Ms. Felgenhauer was attacked in the wake of two separate programs on state TV that had denounced her, by name, for supporting foreign-funded nongovernmental organizations.
Days later, Ekho Moskvy’s chief editor announced that he had told another of the station’s journalists, Ksenia Larina, to leave Russia in the wake of a personal assault on her, also broadcast on state TV.
Last September, Novaya Gazeta columnist and Ekho Moskvy program host Yulia Latynina fled the country after her car was set on fire and her family received death threats.
The Kremlin says that the violence is the work of mentally disturbed individuals. But human rights advocates argue that the stage has been set by an official media campaign that brands liberal activists and reporters as “fifth columnists” and “foreign agents,” creating an atmosphere of hatred that encourages some ultranationalists to take matters into their own hands.
“In general, the level of aggression in society is very high these days,” says Oleg Anisimov, an expert with the independent Foundation to Support the Mass Media in Moscow. “Perhaps this is due to the economic crisis, or the tone of the official media. But there is no doubt that journalists need to be better protected.”
More than 300 Russian journalists have been killed in the line of duty since the collapse of the Soviet Union. Although the death rate has slowed significantly in recent years, the recent incidents have prompted Mr. Muratov to arm Novaya Gazeta staff members with non-lethal gas pistols with which to protect themselves.
“There have been too many cases where people have been attacked when they had no means to defend themselves,” he says.
Novaya Gazeta has seen six of its journalists murdered since 2001, including Anna Politkovskaya, a vocal Kremlin critic who earned fame for her reporting from Chechnya. The paper has never before taken the drastic step of arming its employees, but Muratov says the attacks on Felgenhauer and Ms. Latynina and the increased presence online and on the streets of ultranationalist groups such as SERB, the South East Radical Bloc, herald heightened danger.

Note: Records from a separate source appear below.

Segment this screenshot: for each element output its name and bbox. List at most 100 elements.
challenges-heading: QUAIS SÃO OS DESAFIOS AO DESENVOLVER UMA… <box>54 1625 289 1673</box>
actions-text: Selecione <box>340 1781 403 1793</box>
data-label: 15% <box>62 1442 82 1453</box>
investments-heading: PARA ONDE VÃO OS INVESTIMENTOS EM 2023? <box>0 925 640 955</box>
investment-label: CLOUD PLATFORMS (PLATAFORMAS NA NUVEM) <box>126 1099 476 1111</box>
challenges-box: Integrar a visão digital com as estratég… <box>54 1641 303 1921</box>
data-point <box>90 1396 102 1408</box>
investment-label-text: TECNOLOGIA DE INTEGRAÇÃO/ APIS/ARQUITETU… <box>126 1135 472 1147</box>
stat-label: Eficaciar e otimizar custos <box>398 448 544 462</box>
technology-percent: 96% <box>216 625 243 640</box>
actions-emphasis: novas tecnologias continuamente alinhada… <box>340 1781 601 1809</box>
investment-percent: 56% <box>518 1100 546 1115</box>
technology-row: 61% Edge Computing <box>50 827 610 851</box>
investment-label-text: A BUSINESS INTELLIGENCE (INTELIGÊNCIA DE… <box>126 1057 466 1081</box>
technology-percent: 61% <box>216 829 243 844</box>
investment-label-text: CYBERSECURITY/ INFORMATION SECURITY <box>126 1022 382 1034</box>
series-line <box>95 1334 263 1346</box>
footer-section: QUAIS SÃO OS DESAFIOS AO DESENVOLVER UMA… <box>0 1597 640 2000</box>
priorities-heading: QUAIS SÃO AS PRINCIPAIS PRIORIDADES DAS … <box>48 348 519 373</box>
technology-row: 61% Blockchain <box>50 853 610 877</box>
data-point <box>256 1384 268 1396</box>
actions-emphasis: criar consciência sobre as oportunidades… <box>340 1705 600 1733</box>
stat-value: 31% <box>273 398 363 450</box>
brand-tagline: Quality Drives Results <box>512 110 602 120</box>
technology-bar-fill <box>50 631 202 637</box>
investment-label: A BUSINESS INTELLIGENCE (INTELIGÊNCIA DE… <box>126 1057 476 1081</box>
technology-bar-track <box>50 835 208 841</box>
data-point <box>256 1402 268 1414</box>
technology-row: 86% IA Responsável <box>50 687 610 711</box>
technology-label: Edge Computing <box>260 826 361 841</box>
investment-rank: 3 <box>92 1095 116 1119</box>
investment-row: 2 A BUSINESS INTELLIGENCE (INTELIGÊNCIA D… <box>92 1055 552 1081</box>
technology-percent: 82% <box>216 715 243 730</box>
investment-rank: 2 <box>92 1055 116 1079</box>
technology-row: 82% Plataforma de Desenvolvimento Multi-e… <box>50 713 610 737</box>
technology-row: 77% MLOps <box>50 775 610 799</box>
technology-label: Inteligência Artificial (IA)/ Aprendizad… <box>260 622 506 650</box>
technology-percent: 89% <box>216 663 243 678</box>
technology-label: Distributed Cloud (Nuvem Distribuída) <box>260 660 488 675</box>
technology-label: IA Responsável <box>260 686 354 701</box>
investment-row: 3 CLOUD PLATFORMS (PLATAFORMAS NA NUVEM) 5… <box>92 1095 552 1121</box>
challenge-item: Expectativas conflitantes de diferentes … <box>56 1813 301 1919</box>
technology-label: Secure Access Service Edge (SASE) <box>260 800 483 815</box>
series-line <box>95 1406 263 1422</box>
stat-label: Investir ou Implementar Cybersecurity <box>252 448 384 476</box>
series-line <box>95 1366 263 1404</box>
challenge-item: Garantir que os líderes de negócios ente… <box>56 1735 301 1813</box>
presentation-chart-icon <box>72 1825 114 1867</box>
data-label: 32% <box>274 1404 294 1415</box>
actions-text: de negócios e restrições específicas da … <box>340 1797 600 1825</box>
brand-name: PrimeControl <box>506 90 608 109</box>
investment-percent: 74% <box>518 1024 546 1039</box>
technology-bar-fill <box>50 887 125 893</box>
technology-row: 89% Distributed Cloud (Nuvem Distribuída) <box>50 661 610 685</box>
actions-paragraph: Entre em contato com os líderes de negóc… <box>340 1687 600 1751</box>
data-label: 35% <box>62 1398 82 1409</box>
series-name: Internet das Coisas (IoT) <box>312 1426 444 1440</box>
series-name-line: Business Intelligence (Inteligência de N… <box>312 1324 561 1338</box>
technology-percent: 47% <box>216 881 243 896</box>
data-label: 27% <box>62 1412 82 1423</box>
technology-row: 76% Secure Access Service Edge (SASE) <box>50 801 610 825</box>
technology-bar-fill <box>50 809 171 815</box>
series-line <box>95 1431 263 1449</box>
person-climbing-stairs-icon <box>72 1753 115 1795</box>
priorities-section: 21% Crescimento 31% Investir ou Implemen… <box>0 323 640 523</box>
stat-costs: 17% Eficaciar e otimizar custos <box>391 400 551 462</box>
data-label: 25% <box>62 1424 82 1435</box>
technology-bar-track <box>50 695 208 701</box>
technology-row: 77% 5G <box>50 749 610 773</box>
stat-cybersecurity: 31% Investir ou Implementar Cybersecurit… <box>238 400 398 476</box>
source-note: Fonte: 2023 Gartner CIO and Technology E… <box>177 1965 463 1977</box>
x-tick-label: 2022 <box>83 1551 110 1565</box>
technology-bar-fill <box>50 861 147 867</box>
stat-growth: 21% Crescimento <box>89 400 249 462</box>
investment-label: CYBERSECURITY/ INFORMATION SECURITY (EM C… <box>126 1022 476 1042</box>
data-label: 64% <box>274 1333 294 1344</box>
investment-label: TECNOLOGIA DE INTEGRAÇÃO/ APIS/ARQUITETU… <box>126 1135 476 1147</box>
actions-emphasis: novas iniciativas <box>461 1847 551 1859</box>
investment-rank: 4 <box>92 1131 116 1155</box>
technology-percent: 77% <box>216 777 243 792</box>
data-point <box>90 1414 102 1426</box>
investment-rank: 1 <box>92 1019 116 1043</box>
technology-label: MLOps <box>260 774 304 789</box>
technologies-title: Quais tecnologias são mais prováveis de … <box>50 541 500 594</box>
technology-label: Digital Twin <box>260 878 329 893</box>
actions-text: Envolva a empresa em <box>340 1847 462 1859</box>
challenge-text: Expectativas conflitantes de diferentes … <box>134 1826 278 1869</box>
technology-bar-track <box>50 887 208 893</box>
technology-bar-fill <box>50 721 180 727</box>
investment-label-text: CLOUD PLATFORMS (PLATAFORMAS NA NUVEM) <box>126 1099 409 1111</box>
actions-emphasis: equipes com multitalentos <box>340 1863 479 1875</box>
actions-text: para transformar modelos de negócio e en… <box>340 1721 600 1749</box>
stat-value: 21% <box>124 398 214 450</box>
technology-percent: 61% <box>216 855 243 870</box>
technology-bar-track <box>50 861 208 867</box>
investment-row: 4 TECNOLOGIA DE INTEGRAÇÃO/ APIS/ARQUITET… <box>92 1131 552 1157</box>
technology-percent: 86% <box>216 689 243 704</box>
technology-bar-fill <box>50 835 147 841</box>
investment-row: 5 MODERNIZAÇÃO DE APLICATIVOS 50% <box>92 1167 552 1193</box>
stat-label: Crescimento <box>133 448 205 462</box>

“We believe groups like SERB are behind this” wave of antijournalist violence, Muratov says. “They are a kind of embodiment of the hatred evident in public opinion. The state not only distances itself, it pretends that it has nothing to do with it. It's a kind of hybrid violence, but we know where it's coming from. So, we’re going to ensure our people have the means of self-protection if they need it.”
The police say a Russian-Israeli dual citizen who claimed that Felgenhauer had been “harassing” him telepathically for years has confessed to stabbing her.
Speaking to journalists on Monday, President Vladimir Putin expressed sympathy for Felgenhauer but deflected any suggestion that the Kremlin might have been involved in the attack.
“What does freedom of speech have to do with this?” he wondered. “A sick person arrived from Israel, attacked this journalist. Ekho Moskvy is funded by the government,” Mr. Putin said. The station belongs to the media arm of Gazprom, the state natural gas monopoly.
A 'free pass' for thugs
Latynina wrote in the English-language daily The Moscow Times recently that she had never expected to flee Russia, even during the worst times – during the 1990s and early Putin years – when large numbers of journalists were being murdered. But she said the atmosphere had recently grown more insidious and more unpredictable as a flailing Kremlin outsourced violence and intimidation to murderous thugs.
“It’s not that Putin or the Kremlin are directly instigating these kinds of attacks,” she wrote. “They are winking at those who want to organize them. They’re empowering ‘local talent’ and those people are given a free pass. Some of them are crazy. Some are in search of some power or want to curry favor.
“This doesn’t absolve the Kremlin from responsibility,” she argued. “It makes it worse.”